The stone materials scattered in the mountain were all once homes to the Bunun. But here on flat land, a modern Bunun stone slab house is being built. Stacking stone slabs is like playing a jigsaw puzzle, there is a trick to stacking.


There is no fixed layout to the Bunun family house, some are in a reversed U-shape, some are square-shaped; some have windows or skylights, and some are above the ground or semi-underground. There are also a variety of ways to stack the stone slabs, which mainly depend on the type of stone materials collected. If the stones are mostly flat, the herringbone pattern may apply; if the stones are mostly round, then they are stacked on top of one another from the ground up in the order of large to small sizes. 
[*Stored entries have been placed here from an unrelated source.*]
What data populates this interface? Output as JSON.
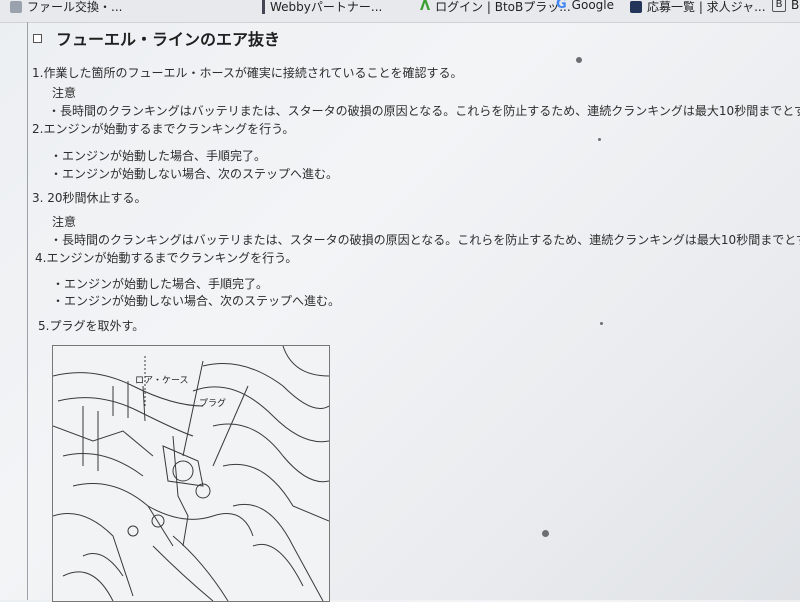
{
  "bookmarks": [
    {
      "label": "ファール交換・...",
      "icon": "generic-icon"
    },
    {
      "label": "Webbyパートナー...",
      "icon": "bar-icon"
    },
    {
      "label": "ログイン | BtoBプラッ...",
      "icon": "x-icon"
    },
    {
      "label": "Google",
      "icon": "google-icon"
    },
    {
      "label": "応募一覧 | 求人ジャ...",
      "icon": "book-icon"
    },
    {
      "label": "B",
      "icon": "b-icon"
    }
  ],
  "page": {
    "title": "フューエル・ラインのエア抜き",
    "step1": "1.作業した箇所のフューエル・ホースが確実に接続されていることを確認する。",
    "note1_label": "注意",
    "note1_text": "・長時間のクランキングはバッテリまたは、スタータの破損の原因となる。これらを防止するため、連続クランキングは最大10秒間までとす",
    "step2": "2.エンジンが始動するまでクランキングを行う。",
    "step2_b1": "・エンジンが始動した場合、手順完了。",
    "step2_b2": "・エンジンが始動しない場合、次のステップへ進む。",
    "step3": "3. 20秒間休止する。",
    "note2_label": "注意",
    "note2_text": "・長時間のクランキングはバッテリまたは、スタータの破損の原因となる。これらを防止するため、連続クランキングは最大10秒間までとす",
    "step4": "4.エンジンが始動するまでクランキングを行う。",
    "step4_b1": "・エンジンが始動した場合、手順完了。",
    "step4_b2": "・エンジンが始動しない場合、次のステップへ進む。",
    "step5": "5.プラグを取外す。",
    "figure": {
      "label_lower_case": "ロア・ケース",
      "label_plug": "プラグ"
    }
  }
}
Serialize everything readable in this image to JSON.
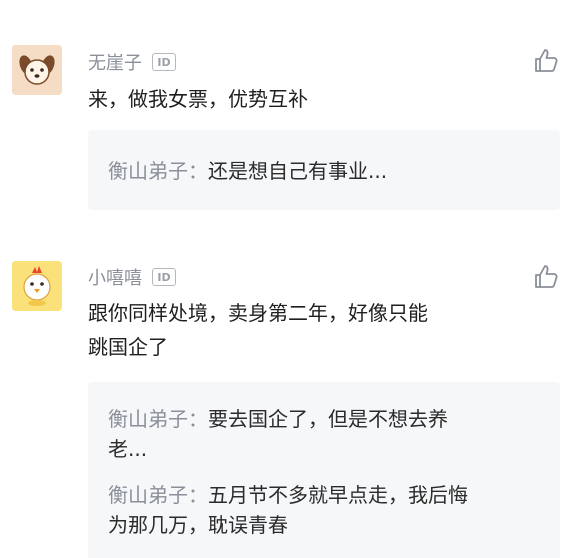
{
  "comments": [
    {
      "username": "无崖子",
      "id_badge": "ID",
      "text": "来，做我女票，优势互补",
      "avatar_icon": "dog-face-icon",
      "like_icon": "thumbs-up-icon",
      "replies": [
        {
          "author": "衡山弟子：",
          "text": "还是想自己有事业..."
        }
      ]
    },
    {
      "username": "小嘻嘻",
      "id_badge": "ID",
      "text_line1": "跟你同样处境，卖身第二年，好像只能",
      "text_line2": "跳国企了",
      "avatar_icon": "chicken-icon",
      "like_icon": "thumbs-up-icon",
      "replies": [
        {
          "author": "衡山弟子：",
          "text_line1": "要去国企了，但是不想去养",
          "text_line2": "老..."
        },
        {
          "author": "衡山弟子：",
          "text_line1": "五月节不多就早点走，我后悔",
          "text_line2": "为那几万，耽误青春"
        }
      ]
    }
  ],
  "colors": {
    "username": "#8a8f99",
    "text": "#1f1f1f",
    "reply_bg": "#f6f7f9",
    "avatar1_bg": "#f5dcc4",
    "avatar2_bg": "#fbe17a"
  }
}
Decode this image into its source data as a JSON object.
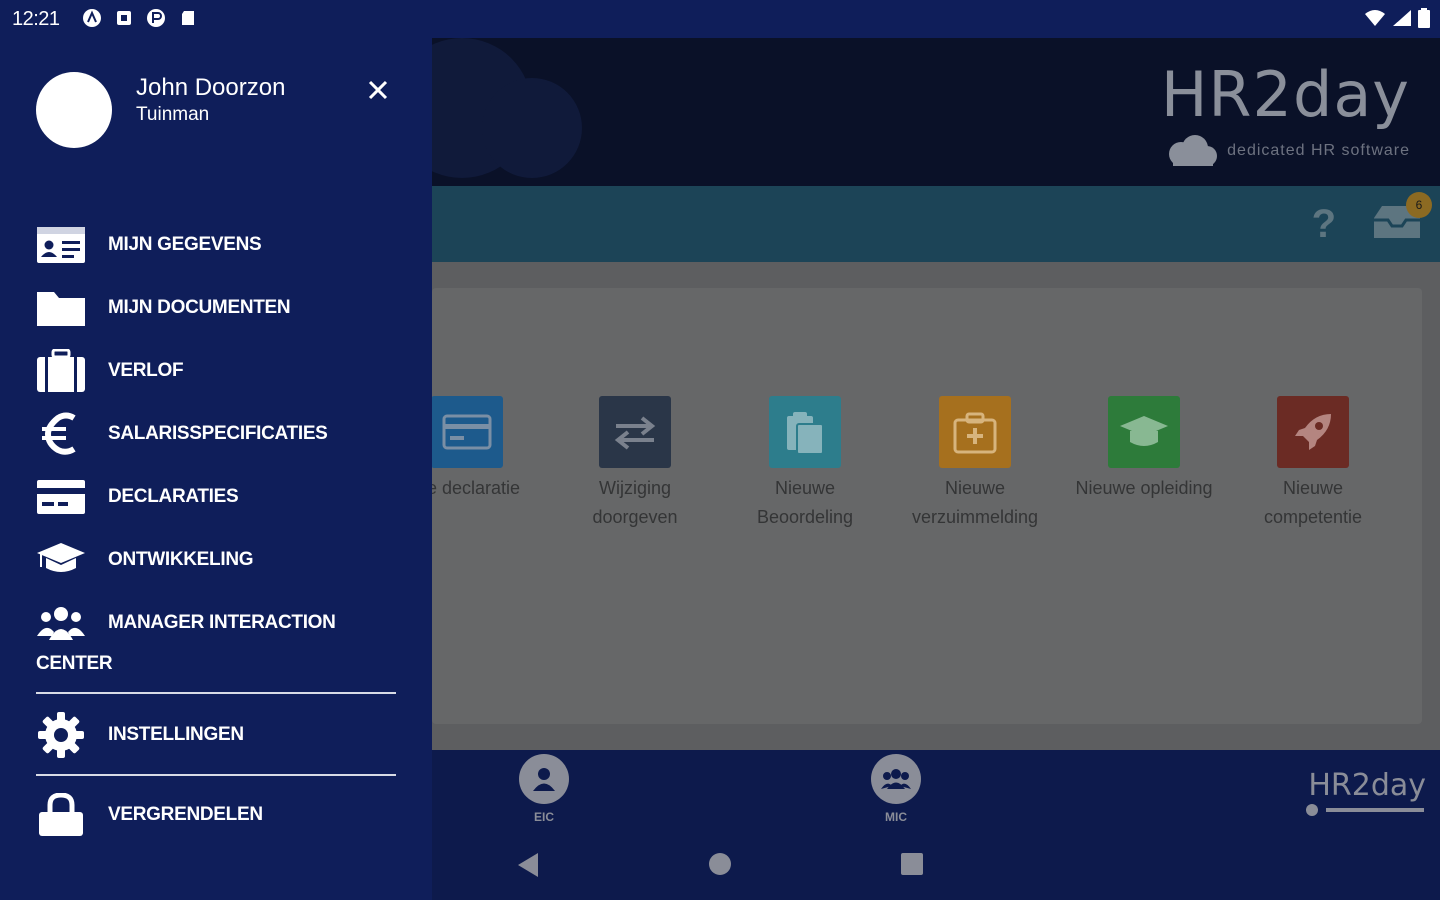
{
  "status_bar": {
    "time": "12:21",
    "left_icons": [
      "nfc-icon",
      "app-notification-icon",
      "app-icon",
      "sd-card-icon"
    ],
    "right_icons": [
      "wifi-icon",
      "signal-icon",
      "battery-icon"
    ]
  },
  "drawer": {
    "user_name": "John Doorzon",
    "user_role": "Tuinman",
    "menu": [
      {
        "label": "MIJN GEGEVENS",
        "icon": "id-card-icon"
      },
      {
        "label": "MIJN DOCUMENTEN",
        "icon": "folder-icon"
      },
      {
        "label": "VERLOF",
        "icon": "suitcase-icon"
      },
      {
        "label": "SALARISSPECIFICATIES",
        "icon": "euro-icon"
      },
      {
        "label": "DECLARATIES",
        "icon": "credit-card-icon"
      },
      {
        "label": "ONTWIKKELING",
        "icon": "graduation-cap-icon"
      },
      {
        "label": "MANAGER INTERACTION",
        "label2": "CENTER",
        "icon": "users-icon"
      }
    ],
    "settings_label": "INSTELLINGEN",
    "lock_label": "VERGRENDELEN"
  },
  "app": {
    "logo_text": "HR2day",
    "logo_tagline": "dedicated HR software",
    "inbox_badge": "6",
    "help_glyph": "?",
    "tiles": [
      {
        "label1": "we declaratie",
        "label2": "",
        "color": "#1d5a8c",
        "icon": "credit-card-icon"
      },
      {
        "label1": "Wijziging",
        "label2": "doorgeven",
        "color": "#2a3648",
        "icon": "swap-arrows-icon"
      },
      {
        "label1": "Nieuwe",
        "label2": "Beoordeling",
        "color": "#2d7d8c",
        "icon": "clipboard-icon"
      },
      {
        "label1": "Nieuwe",
        "label2": "verzuimmelding",
        "color": "#a6701e",
        "icon": "medkit-icon"
      },
      {
        "label1": "Nieuwe opleiding",
        "label2": "",
        "color": "#2d7b3a",
        "icon": "graduation-cap-icon"
      },
      {
        "label1": "Nieuwe",
        "label2": "competentie",
        "color": "#6b2b24",
        "icon": "rocket-icon"
      }
    ],
    "bottom_nav": [
      {
        "label": "EIC",
        "icon": "user-icon"
      },
      {
        "label": "MIC",
        "icon": "users-icon"
      }
    ],
    "footer_logo": "HR2day"
  },
  "colors": {
    "drawer_bg": "#0f1e5a",
    "header_bg": "#0a1128",
    "toolbar_bg": "#1c4457"
  }
}
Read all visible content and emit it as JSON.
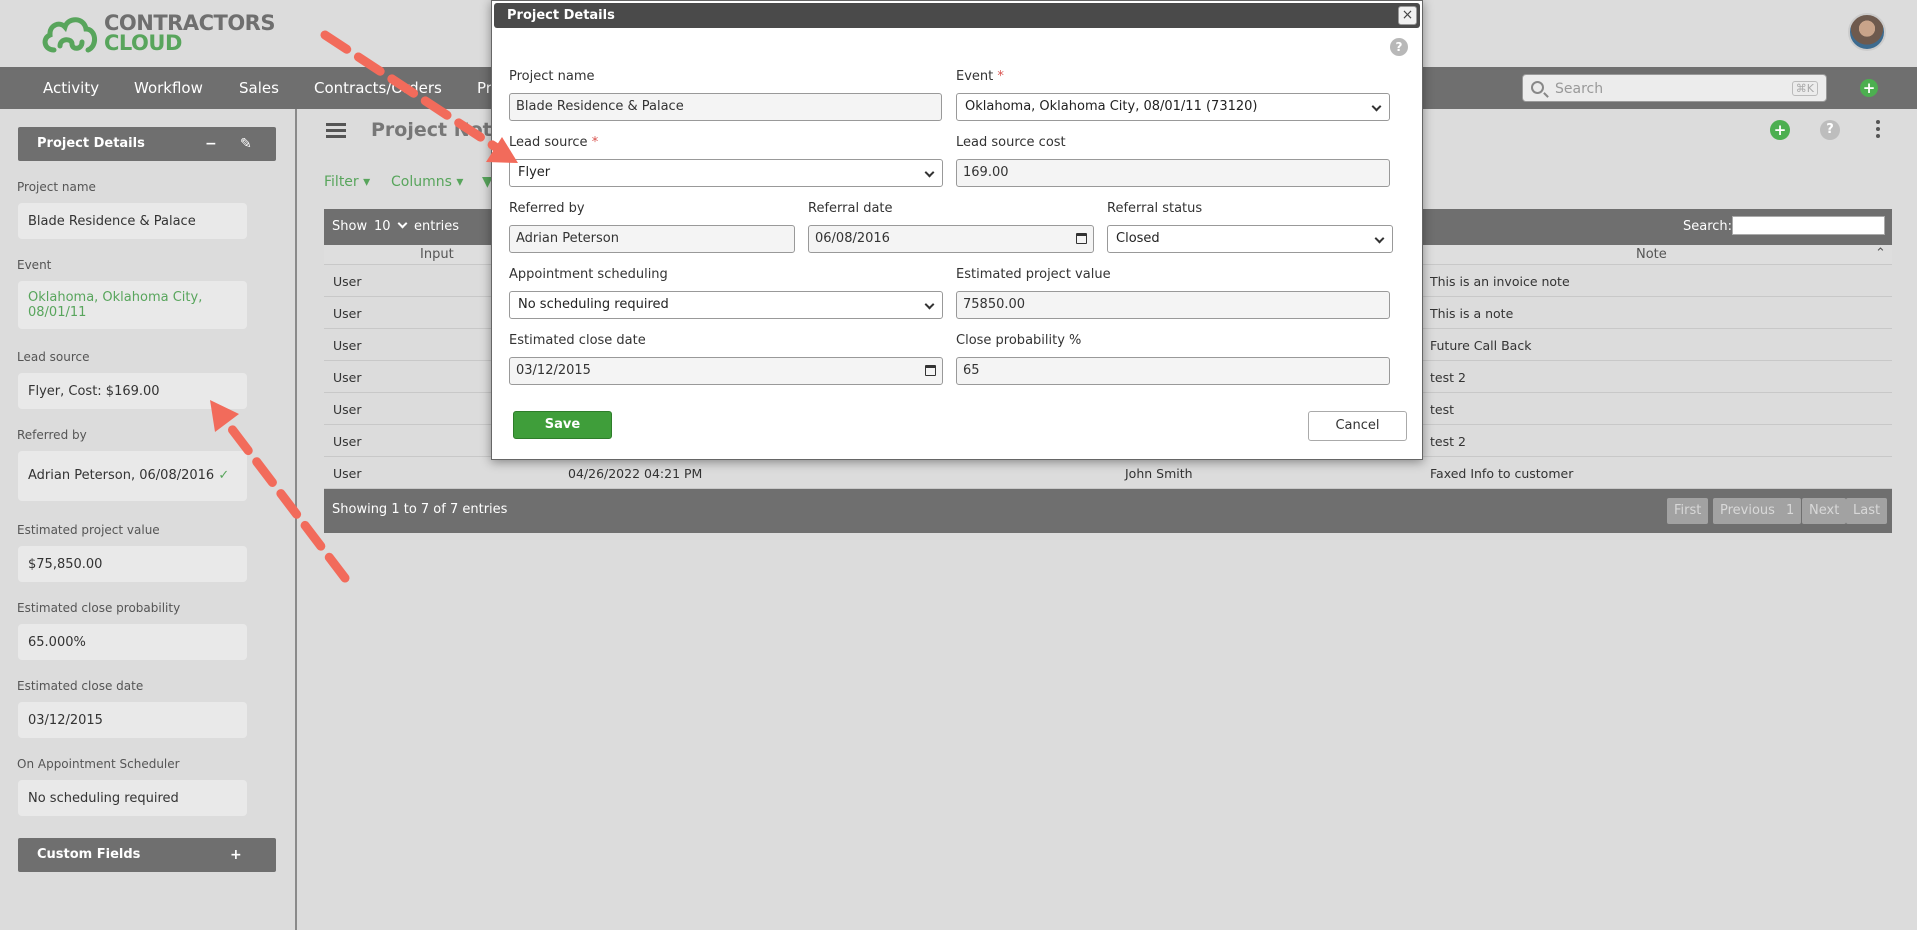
{
  "brand": {
    "line1": "CONTRACTORS",
    "line2": "CLOUD"
  },
  "nav": {
    "items": [
      "Activity",
      "Workflow",
      "Sales",
      "Contracts/Orders",
      "Pr"
    ]
  },
  "search": {
    "placeholder": "Search",
    "shortcut": "⌘K"
  },
  "sidebar": {
    "panel_title": "Project Details",
    "fields": [
      {
        "label": "Project name",
        "value": "Blade Residence & Palace"
      },
      {
        "label": "Event",
        "value": "Oklahoma, Oklahoma City, 08/01/11"
      },
      {
        "label": "Lead source",
        "value": "Flyer, Cost: $169.00"
      },
      {
        "label": "Referred by",
        "value": "Adrian Peterson, 06/08/2016",
        "check": "✓"
      },
      {
        "label": "Estimated project value",
        "value": "$75,850.00"
      },
      {
        "label": "Estimated close probability",
        "value": "65.000%"
      },
      {
        "label": "Estimated close date",
        "value": "03/12/2015"
      },
      {
        "label": "On Appointment Scheduler",
        "value": "No scheduling required"
      }
    ],
    "custom_fields_title": "Custom Fields"
  },
  "main": {
    "title": "Project Notes",
    "filter_label": "Filter",
    "columns_label": "Columns",
    "table": {
      "show_label": "Show",
      "show_value": "10",
      "entries_label": "entries",
      "search_label": "Search:",
      "headers": {
        "input": "Input",
        "note": "Note"
      },
      "rows": [
        {
          "input": "User",
          "date": "",
          "author": "",
          "note": "This is an invoice note"
        },
        {
          "input": "User",
          "date": "",
          "author": "",
          "note": "This is a note"
        },
        {
          "input": "User",
          "date": "",
          "author": "",
          "note": "Future Call Back"
        },
        {
          "input": "User",
          "date": "",
          "author": "",
          "note": "test 2"
        },
        {
          "input": "User",
          "date": "",
          "author": "",
          "note": "test"
        },
        {
          "input": "User",
          "date": "",
          "author": "",
          "note": "test 2"
        },
        {
          "input": "User",
          "date": "04/26/2022 04:21 PM",
          "author": "John Smith",
          "note": "Faxed Info to customer"
        }
      ],
      "footer_info": "Showing 1 to 7 of 7 entries",
      "pagination": [
        "First",
        "Previous",
        "1",
        "Next",
        "Last"
      ]
    }
  },
  "modal": {
    "title": "Project Details",
    "close": "×",
    "help": "?",
    "project_name": {
      "label": "Project name",
      "value": "Blade Residence & Palace"
    },
    "event": {
      "label": "Event",
      "required": "*",
      "value": "Oklahoma, Oklahoma City, 08/01/11 (73120)"
    },
    "lead_source": {
      "label": "Lead source",
      "required": "*",
      "value": "Flyer"
    },
    "lead_source_cost": {
      "label": "Lead source cost",
      "value": "169.00"
    },
    "referred_by": {
      "label": "Referred by",
      "value": "Adrian Peterson"
    },
    "referral_date": {
      "label": "Referral date",
      "value": "06/08/2016"
    },
    "referral_status": {
      "label": "Referral status",
      "value": "Closed"
    },
    "appointment_scheduling": {
      "label": "Appointment scheduling",
      "value": "No scheduling required"
    },
    "estimated_project_value": {
      "label": "Estimated project value",
      "value": "75850.00"
    },
    "estimated_close_date": {
      "label": "Estimated close date",
      "value": "03/12/2015"
    },
    "close_probability": {
      "label": "Close probability %",
      "value": "65"
    },
    "save_label": "Save",
    "cancel_label": "Cancel"
  },
  "colors": {
    "accent_green": "#58a55c",
    "save_green": "#3f9e3a",
    "arrow_red": "#f26b5b",
    "nav_gray": "#6f6f6f"
  }
}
Grain storage is usually found in the center of the family house from the entrance, and the standard layout involves one stove on either side of the grain storage. But on flat land, the lower altitude means higher ambient temperature, so most family houses have only one stove. For indigenous peoples, stoves serve as a way to bring a family together and keep the family house rich with life. 

Only members of the family or members of friends’ families are allowed inside the indigenous family house; to host non-family members, they will dine outside the family house. 


Some family houses will drill holes in the stone slabs, then tie them up and secure them with rattan as rope; while others will cover the top with silvergrass, tree bark, and wood as roof. Checking for stone slabs with drilled holes in the remaining structure is a way to identify the method applied.

There is a Bunun taboo where only members of the family can climb onto the roof of that family house, if a female accidentally steps onto someone else’s roof, she will have to marry into that family. The Bunun believes that outsiders might bring bad influences to the family or the spirits within.


Some Bunun family houses will have a pigsty nearby, since pigs are in the habit of digging and wood frames tend to collapse more easily, they will use bulkier stone slabs instead. 

Pigs are essential to the Bunun. “Pig slaughtering” symbolizes making a pact, which signifies recognition and acceptance by that family. Therefore, when children get engaged or married, the family will slaughter a pig and share the pork. 


The Bunun settlement is generally formed by families or friends’ families. Even if you don’t share the same last name, you move as a pack with the stronger family leading the weaker, keeping and watching each other’s back. 


The Rukai and Paiwan people also build houses with stone slabs, but they do it more meticulously. The reason is that the Bunun settlements migrate more frequently, and since they can’t take the house with them when they move, they only care if it’s stable enough to not collapse when the house is being built.




When Kau visited the old Asang Kasin Community and saw the remains of the many stone slab houses, he came up with the idea to “build a stone slab house myself”. Upon returning home, Kau observed the different types of stone slab houses in Laipunuk in the mountain, conducted research, and interviewed elders, before finally deciding to build a stone slab house on flat land as his wife’s workshop. 


A:If there are any, windows in traditional family houses are mostly small and used as gun stands. Kau designed this window for natural lighting. 

B:Kau applied to a local river management office to collect riverbed rocks. Washed by the river, the stones are paler in color compared to the ones in the mountains. The riverbed rocks vary in sizes.

C:To prevent typhoons and earthquakes, mortar is filled in between the stones in this family house to stand firm on flat land.